Pretty much any nontrivial piece of software will have bugs during development. Fixing bugs is thus an unavoidable part of programming, and it’s important that all programmers have some skill at the task. I recently made a video series about developing some poker-related software. The focus was on the problem domain, but much of the audience was new to programming, and I didn’t talk too much about what to do when things don’t go perfectly, i.e. when there are bugs. So, this post is a quick intro to debugging methodology in general, but I have my poker audience in mind.

So again, for my poker students, if some of your code doesn’t work while you’re going through the series, and you have to fix it, please don’t think of that as an unfortunate detour. On the contrary, it’s an important and valuable part of the process. If you just copy down everything I write, and it all works perfectly, you haven’t gotten your money’s worth :). When you write your own code, there won’t be an answer key available, and you’ll have to figure out problems on your own.

Generally, the debugging process starts when I notice the code is doing something that’s not what I expect. This can happen naturally while using the software or it can be the result of explicitly testing the code. I usually start out by looking for low-hanging fruit. Maybe I can think of a couple things that could concievably cause the the unexpected behavior, so I go check on those first. If I don’t have any luck, however, I start a more systematic approach…
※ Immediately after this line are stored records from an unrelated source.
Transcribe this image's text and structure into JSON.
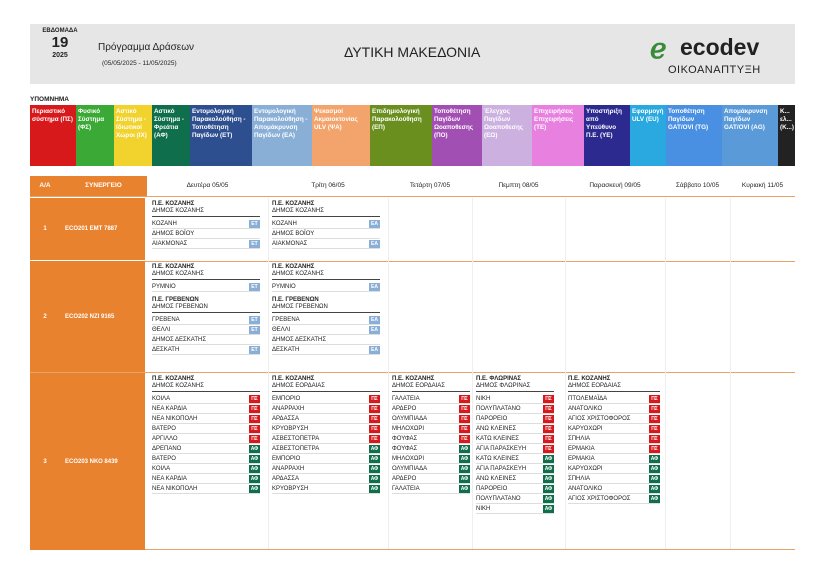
{
  "header": {
    "week_label": "ΕΒΔΟΜΑΔΑ",
    "week_number": "19",
    "year": "2025",
    "program_title": "Πρόγραμμα Δράσεων",
    "date_range": "(05/05/2025 - 11/05/2025)",
    "region": "ΔΥΤΙΚΗ ΜΑΚΕΔΟΝΙΑ",
    "logo_text": "ecodev",
    "logo_subtitle": "ΟΙΚΟΑΝΑΠΤΥΞΗ"
  },
  "legend": {
    "title": "ΥΠΟΜΝΗΜΑ",
    "items": [
      {
        "label": "Περιαστικό σύστημα (ΠΣ)",
        "color": "#d7191c",
        "w": 46
      },
      {
        "label": "Φυσικό Σύστημα (ΦΣ)",
        "color": "#3aa935",
        "w": 38
      },
      {
        "label": "Αστικό Σύστημα - Ιδιωτικοί Χώροι (ΙΧ)",
        "color": "#f2d22c",
        "w": 38
      },
      {
        "label": "Αστικό Σύστημα - Φρεάτια (ΑΦ)",
        "color": "#0f6e4c",
        "w": 38
      },
      {
        "label": "Εντομολογική Παρακολούθηση - Τοποθέτηση Παγίδων (ΕΤ)",
        "color": "#2e4f8f",
        "w": 62
      },
      {
        "label": "Εντομολογική Παρακολούθηση - Απομάκρυνση Παγίδων (ΕΑ)",
        "color": "#8aafd6",
        "w": 60
      },
      {
        "label": "Ψεκασμοί Ακμαιοκτονίας ULV (ΨΑ)",
        "color": "#f2a46c",
        "w": 58
      },
      {
        "label": "Επιδημιολογική Παρακολούθηση (ΕΠ)",
        "color": "#6a8f1e",
        "w": 62
      },
      {
        "label": "Τοποθέτηση Παγίδων Ωοαποθεσης (ΠΟ)",
        "color": "#a24fb3",
        "w": 50
      },
      {
        "label": "Έλεγχος Παγίδων Ωοαποθεσης (ΕΩ)",
        "color": "#cbb0e0",
        "w": 50
      },
      {
        "label": "Επιχειρήσεις Επιχειρήσεις (ΤΕ)",
        "color": "#e880e0",
        "w": 52
      },
      {
        "label": "Υποστήριξη από Υπεύθυνο Π.Ε. (ΥΕ)",
        "color": "#2c2a8f",
        "w": 46
      },
      {
        "label": "Εφαρμογή ULV (EU)",
        "color": "#29a9e0",
        "w": 36
      },
      {
        "label": "Τοποθέτηση Παγίδων GAT/OVI (ΤG)",
        "color": "#4a90e2",
        "w": 56
      },
      {
        "label": "Απομάκρυνση Παγίδων GAT/OVI (ΑG)",
        "color": "#5b9ad9",
        "w": 56
      },
      {
        "label": "Κ... ελ... (Κ...)",
        "color": "#222",
        "w": 17
      }
    ]
  },
  "table": {
    "header_aa": "Α/Α",
    "header_crew": "ΣΥΝΕΡΓΕΙΟ",
    "days": [
      "Δευτέρα 05/05",
      "Τρίτη 06/05",
      "Τετάρτη 07/05",
      "Πεμπτη 08/05",
      "Παρασκευή 09/05",
      "Σάββατο 10/05",
      "Κυριακή 11/05"
    ],
    "tag_colors": {
      "ΕΤ": "#8aafd6",
      "ΕΑ": "#8aafd6",
      "ΠΣ": "#d7191c",
      "ΑΦ": "#0f6e4c"
    },
    "rows": [
      {
        "aa": "1",
        "crew": "ECO201  ΕΜΤ 7887"
      },
      {
        "aa": "2",
        "crew": "ECO202  ΝΖΙ 9165"
      },
      {
        "aa": "3",
        "crew": "ECO203  ΝΚΟ 8439"
      }
    ],
    "blocks": [
      {
        "row": 0,
        "day": 0,
        "groups": [
          {
            "pe": "Π.Ε. ΚΟΖΑΝΗΣ",
            "dhmos": "ΔΗΜΟΣ ΚΟΖΑΝΗΣ",
            "items": [
              {
                "name": "ΚΟΖΑΝΗ",
                "tag": "ΕΤ"
              },
              {
                "name": "ΔΗΜΟΣ ΒΟΪΟΥ",
                "tag": ""
              },
              {
                "name": "ΑΙΑΚΜΟΝΑΣ",
                "tag": "ΕΤ"
              }
            ]
          }
        ]
      },
      {
        "row": 0,
        "day": 1,
        "groups": [
          {
            "pe": "Π.Ε. ΚΟΖΑΝΗΣ",
            "dhmos": "ΔΗΜΟΣ ΚΟΖΑΝΗΣ",
            "items": [
              {
                "name": "ΚΟΖΑΝΗ",
                "tag": "ΕΑ"
              },
              {
                "name": "ΔΗΜΟΣ ΒΟΪΟΥ",
                "tag": ""
              },
              {
                "name": "ΑΙΑΚΜΟΝΑΣ",
                "tag": "ΕΑ"
              }
            ]
          }
        ]
      },
      {
        "row": 1,
        "day": 0,
        "groups": [
          {
            "pe": "Π.Ε. ΚΟΖΑΝΗΣ",
            "dhmos": "ΔΗΜΟΣ ΚΟΖΑΝΗΣ",
            "items": [
              {
                "name": "ΡΥΜΝΙΟ",
                "tag": "ΕΤ"
              }
            ]
          },
          {
            "pe": "Π.Ε. ΓΡΕΒΕΝΩΝ",
            "dhmos": "ΔΗΜΟΣ ΓΡΕΒΕΝΩΝ",
            "items": [
              {
                "name": "ΓΡΕΒΕΝΑ",
                "tag": "ΕΤ"
              },
              {
                "name": "ΘΕΛΛΙ",
                "tag": "ΕΤ"
              },
              {
                "name": "ΔΗΜΟΣ ΔΕΣΚΑΤΗΣ",
                "tag": ""
              },
              {
                "name": "ΔΕΣΚΑΤΗ",
                "tag": "ΕΤ"
              }
            ]
          }
        ]
      },
      {
        "row": 1,
        "day": 1,
        "groups": [
          {
            "pe": "Π.Ε. ΚΟΖΑΝΗΣ",
            "dhmos": "ΔΗΜΟΣ ΚΟΖΑΝΗΣ",
            "items": [
              {
                "name": "ΡΥΜΝΙΟ",
                "tag": "ΕΑ"
              }
            ]
          },
          {
            "pe": "Π.Ε. ΓΡΕΒΕΝΩΝ",
            "dhmos": "ΔΗΜΟΣ ΓΡΕΒΕΝΩΝ",
            "items": [
              {
                "name": "ΓΡΕΒΕΝΑ",
                "tag": "ΕΑ"
              },
              {
                "name": "ΘΕΛΛΙ",
                "tag": "ΕΑ"
              },
              {
                "name": "ΔΗΜΟΣ ΔΕΣΚΑΤΗΣ",
                "tag": ""
              },
              {
                "name": "ΔΕΣΚΑΤΗ",
                "tag": "ΕΑ"
              }
            ]
          }
        ]
      },
      {
        "row": 2,
        "day": 0,
        "groups": [
          {
            "pe": "Π.Ε. ΚΟΖΑΝΗΣ",
            "dhmos": "ΔΗΜΟΣ ΚΟΖΑΝΗΣ",
            "items": [
              {
                "name": "ΚΟΙΛΑ",
                "tag": "ΠΣ"
              },
              {
                "name": "ΝΕΑ ΚΑΡΔΙΑ",
                "tag": "ΠΣ"
              },
              {
                "name": "ΝΕΑ ΝΙΚΟΠΟΛΗ",
                "tag": "ΠΣ"
              },
              {
                "name": "ΒΑΤΕΡΟ",
                "tag": "ΠΣ"
              },
              {
                "name": "ΑΡΓΙΛΛΟ",
                "tag": "ΠΣ"
              },
              {
                "name": "ΔΡΕΠΑΝΟ",
                "tag": "ΑΦ"
              },
              {
                "name": "ΒΑΤΕΡΟ",
                "tag": "ΑΦ"
              },
              {
                "name": "ΚΟΙΛΑ",
                "tag": "ΑΦ"
              },
              {
                "name": "ΝΕΑ ΚΑΡΔΙΑ",
                "tag": "ΑΦ"
              },
              {
                "name": "ΝΕΑ ΝΙΚΟΠΟΛΗ",
                "tag": "ΑΦ"
              }
            ]
          }
        ]
      },
      {
        "row": 2,
        "day": 1,
        "groups": [
          {
            "pe": "Π.Ε. ΚΟΖΑΝΗΣ",
            "dhmos": "ΔΗΜΟΣ ΕΟΡΔΑΙΑΣ",
            "items": [
              {
                "name": "ΕΜΠΟΡΙΟ",
                "tag": "ΠΣ"
              },
              {
                "name": "ΑΝΑΡΡΑΧΗ",
                "tag": "ΠΣ"
              },
              {
                "name": "ΑΡΔΑΣΣΑ",
                "tag": "ΠΣ"
              },
              {
                "name": "ΚΡΥΟΒΡΥΣΗ",
                "tag": "ΠΣ"
              },
              {
                "name": "ΑΣΒΕΣΤΟΠΕΤΡΑ",
                "tag": "ΠΣ"
              },
              {
                "name": "ΑΣΒΕΣΤΟΠΕΤΡΑ",
                "tag": "ΑΦ"
              },
              {
                "name": "ΕΜΠΟΡΙΟ",
                "tag": "ΑΦ"
              },
              {
                "name": "ΑΝΑΡΡΑΧΗ",
                "tag": "ΑΦ"
              },
              {
                "name": "ΑΡΔΑΣΣΑ",
                "tag": "ΑΦ"
              },
              {
                "name": "ΚΡΥΟΒΡΥΣΗ",
                "tag": "ΑΦ"
              }
            ]
          }
        ]
      },
      {
        "row": 2,
        "day": 2,
        "groups": [
          {
            "pe": "Π.Ε. ΚΟΖΑΝΗΣ",
            "dhmos": "ΔΗΜΟΣ ΕΟΡΔΑΙΑΣ",
            "items": [
              {
                "name": "ΓΑΛΑΤΕΙΑ",
                "tag": "ΠΣ"
              },
              {
                "name": "ΑΡΔΕΡΟ",
                "tag": "ΠΣ"
              },
              {
                "name": "ΟΛΥΜΠΙΑΔΑ",
                "tag": "ΠΣ"
              },
              {
                "name": "ΜΗΛΟΧΩΡΙ",
                "tag": "ΠΣ"
              },
              {
                "name": "ΦΟΥΦΑΣ",
                "tag": "ΠΣ"
              },
              {
                "name": "ΦΟΥΦΑΣ",
                "tag": "ΑΦ"
              },
              {
                "name": "ΜΗΛΟΧΩΡΙ",
                "tag": "ΑΦ"
              },
              {
                "name": "ΟΛΥΜΠΙΑΔΑ",
                "tag": "ΑΦ"
              },
              {
                "name": "ΑΡΔΕΡΟ",
                "tag": "ΑΦ"
              },
              {
                "name": "ΓΑΛΑΤΕΙΑ",
                "tag": "ΑΦ"
              }
            ]
          }
        ]
      },
      {
        "row": 2,
        "day": 3,
        "groups": [
          {
            "pe": "Π.Ε. ΦΛΩΡΙΝΑΣ",
            "dhmos": "ΔΗΜΟΣ ΦΛΩΡΙΝΑΣ",
            "items": [
              {
                "name": "ΝΙΚΗ",
                "tag": "ΠΣ"
              },
              {
                "name": "ΠΟΛΥΠΛΑΤΑΝΟ",
                "tag": "ΠΣ"
              },
              {
                "name": "ΠΑΡΟΡΕΙΟ",
                "tag": "ΠΣ"
              },
              {
                "name": "ΑΝΩ ΚΛΕΙΝΕΣ",
                "tag": "ΠΣ"
              },
              {
                "name": "ΚΑΤΩ ΚΛΕΙΝΕΣ",
                "tag": "ΠΣ"
              },
              {
                "name": "ΑΓΙΑ ΠΑΡΑΣΚΕΥΗ",
                "tag": "ΠΣ"
              },
              {
                "name": "ΚΑΤΩ ΚΛΕΙΝΕΣ",
                "tag": "ΑΦ"
              },
              {
                "name": "ΑΓΙΑ ΠΑΡΑΣΚΕΥΗ",
                "tag": "ΑΦ"
              },
              {
                "name": "ΑΝΩ ΚΛΕΙΝΕΣ",
                "tag": "ΑΦ"
              },
              {
                "name": "ΠΑΡΟΡΕΙΟ",
                "tag": "ΑΦ"
              },
              {
                "name": "ΠΟΛΥΠΛΑΤΑΝΟ",
                "tag": "ΑΦ"
              },
              {
                "name": "ΝΙΚΗ",
                "tag": "ΑΦ"
              }
            ]
          }
        ]
      },
      {
        "row": 2,
        "day": 4,
        "groups": [
          {
            "pe": "Π.Ε. ΚΟΖΑΝΗΣ",
            "dhmos": "ΔΗΜΟΣ ΕΟΡΔΑΙΑΣ",
            "items": [
              {
                "name": "ΠΤΟΛΕΜΑΪΔΑ",
                "tag": "ΠΣ"
              },
              {
                "name": "ΑΝΑΤΟΛΙΚΟ",
                "tag": "ΠΣ"
              },
              {
                "name": "ΑΓΙΟΣ ΧΡΙΣΤΟΦΟΡΟΣ",
                "tag": "ΠΣ"
              },
              {
                "name": "ΚΑΡΥΟΧΩΡΙ",
                "tag": "ΠΣ"
              },
              {
                "name": "ΣΠΗΛΙΑ",
                "tag": "ΠΣ"
              },
              {
                "name": "ΕΡΜΑΚΙΑ",
                "tag": "ΠΣ"
              },
              {
                "name": "ΕΡΜΑΚΙΑ",
                "tag": "ΑΦ"
              },
              {
                "name": "ΚΑΡΥΟΧΩΡΙ",
                "tag": "ΑΦ"
              },
              {
                "name": "ΣΠΗΛΙΑ",
                "tag": "ΑΦ"
              },
              {
                "name": "ΑΝΑΤΟΛΙΚΟ",
                "tag": "ΑΦ"
              },
              {
                "name": "ΑΓΙΟΣ ΧΡΙΣΤΟΦΟΡΟΣ",
                "tag": "ΑΦ"
              }
            ]
          }
        ]
      }
    ]
  }
}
The approach basically involves coming up with a series of assumptions about how code should work and then verifying those assumptions and digging into them when they’re violated. We’ll find a series of violated assumptions that form a sort of trail leading us to the root of the problem. The trail begins with whatever unfulfilled expectation led us start debugging in the first place. (“My code gives the wrong answer.”) How do we find the next step?

So, we have a function that’s producing a wrong answer, and that function has some inputs. Google image search provides this helpful illustration, where I guess “I” is “Input”:

functions have inputs and outputs

As far as I can recall, for all functions we write in our video series, the output follows deterministically from the input and are otherwise “pure” in the sense described here. If we run such a function a bunch of times with the same input, we’ll get the same output every time. Things become a bit tricker with code that uses random numbers or reachs out to the user or over the network for data or things like that. In our case, however, if the output is wrong, then either

one of the inputs is wrong, or
the logic in the function itself is wrong

Test each of those cases, starting with the inputs. For each input to the function, figure out what you think it should look like, and then check what it actually is when you run the program. A debugger can help to inspect the values of variables when a function runs, but print statements are a simple way to accomplish this as well. If one of the inputs is bad, move to the place where that input is being generated, i.e., to the function that called this one. The caller is another function that’s producing an unexpected result causing the problem in the current one. Repeat the process there.

On the other hand, if all the inputs are correct, then it’s the current function itself that is at fault. Work through it line by line, figuring out the values of all variables involved and verifying that they are as you expect. When one is not, that’s the smoking gun that indicates our root problem. Verifying individual functions line-by-line can be tricky. It helps a lot to follow good programming practice and break complicated tasks into small, easily-analyzable functions. Facility with a debugger is useful as well.

So that’s it. If we follow these steps, and our code satisfies our original assumptions re: pureness, this process should eventually lead to the root cause of unexpected behavior.

Now, if you can’t figure out an issue, and you need to ask for help, the sort of information gleaned in this process is exactly the sort that somebody will need to help debug your problem. So (dear poker students), please provide all of the following info (in a nicely formatted way) if you need debugging help:

What function is giving a wrong answer, what is that answer, and what should the answer be?
For all inputs to the function:
1. what should the input be?
2. what is the input when you actually run the code?
If all the inputs are correct, then presumably the problem is in the current function. Please provide your code for that function.
If one of the inputs was not correct, then move to the function that produced that input and go back to 1.

glgl!